郷里の長野では、新聞の号外まで出るなど、周囲は大変な盛り上がりよう。
「すごく緊張した。周りの声援を聞いて優勝しなきゃいけないって感じになって。なんとか優勝できました」
栃煌山を破って優勝を決め、インタビュールームに呼ばれた御嶽海は、こう言って声を詰まらせ涙をこぼした。
そんな中、やはり最も喜んでいたのは、名門中の名門と言われる出羽海部屋の関係者かもしれない。師匠の出羽海親方(元幕内小城ノ花)も、こう言って声を上ずらせていた。
「嬉しいですね。(4年前に)関取が1人もいない状態で部屋を継承して、こんなに早く優勝力士ができるなんて」
この御嶽海は、平成26年に出羽海親方が部屋を継承した翌年、すでにアマ相撲の強豪、和歌山県庁に就職が決まっていたところを、出羽海親方が「なんとか部屋を再興させたい。力を貸してくれ」と頭を下げてスカウトした逸材だけに、喜びもひとしおだ。
そんな出羽海部屋の関係者が歓喜に沸く一方で、「さあ、出羽一門の強引な動きが始まった」と警戒する大相撲関係者もいる。

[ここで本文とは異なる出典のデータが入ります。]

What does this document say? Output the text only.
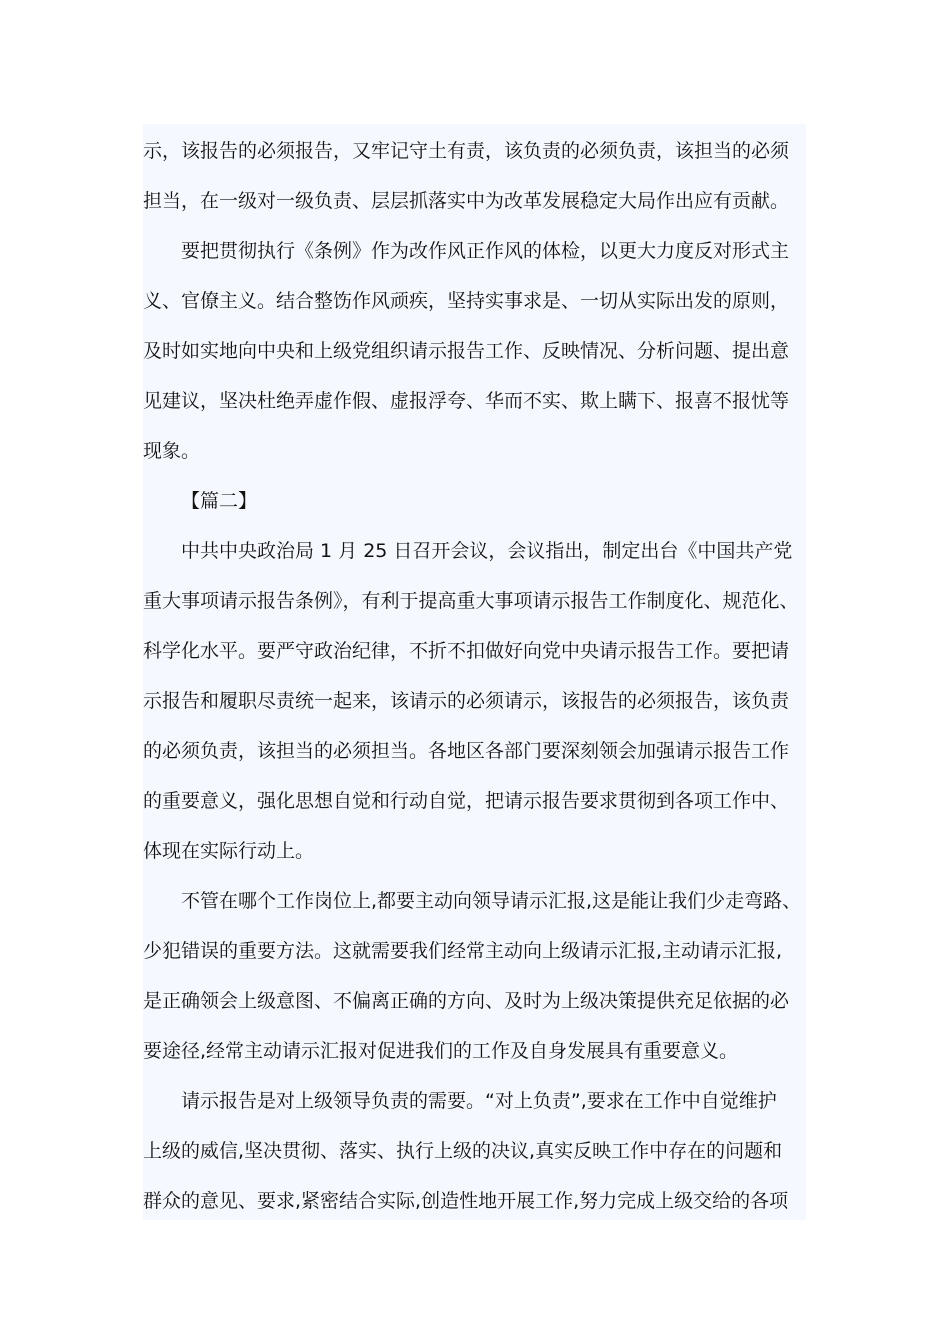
示，该报告的必须报告，又牢记守土有责，该负责的必须负责，该担当的必须
担当，在一级对一级负责、层层抓落实中为改革发展稳定大局作出应有贡献。
要把贯彻执行《条例》作为改作风正作风的体检，以更大力度反对形式主
义、官僚主义。结合整饬作风顽疾，坚持实事求是、一切从实际出发的原则，
及时如实地向中央和上级党组织请示报告工作、反映情况、分析问题、提出意
见建议，坚决杜绝弄虚作假、虚报浮夸、华而不实、欺上瞒下、报喜不报忧等
现象。
【篇二】
中共中央政治局 1 月 25 日召开会议，会议指出，制定出台《中国共产党
重大事项请示报告条例》，有利于提高重大事项请示报告工作制度化、规范化、
科学化水平。要严守政治纪律，不折不扣做好向党中央请示报告工作。要把请
示报告和履职尽责统一起来，该请示的必须请示，该报告的必须报告，该负责
的必须负责，该担当的必须担当。各地区各部门要深刻领会加强请示报告工作
的重要意义，强化思想自觉和行动自觉，把请示报告要求贯彻到各项工作中、
体现在实际行动上。
不管在哪个工作岗位上,都要主动向领导请示汇报,这是能让我们少走弯路、
少犯错误的重要方法。这就需要我们经常主动向上级请示汇报,主动请示汇报,
是正确领会上级意图、不偏离正确的方向、及时为上级决策提供充足依据的必
要途径,经常主动请示汇报对促进我们的工作及自身发展具有重要意义。
请示报告是对上级领导负责的需要。“对上负责”,要求在工作中自觉维护
上级的威信,坚决贯彻、落实、执行上级的决议,真实反映工作中存在的问题和
群众的意见、要求,紧密结合实际,创造性地开展工作,努力完成上级交给的各项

「このところ、出羽一門は人材に恵まれず、目玉はもうトウが立った豪栄道だけで、非常に肩身の狭い思いをしてきました。ところが、ここにきて栃ノ心が大関になり、本家の出羽海部屋からも御嶽海が出てきた。いかに出羽一門が新しいスターの誕生を恋焦がれていたか。御嶽海の優勝が大詰めだった13日目、14日目の相手が一門の豪栄道、栃煌山だったことでも分かるでしょう。おそらく御嶽海の大関取りがかかる来場所は、さらに見えすいたことが起こる可能性がある。心配です」
李下に冠を正さず——。やっと開花した期待の星は、公明正大に育てましょう。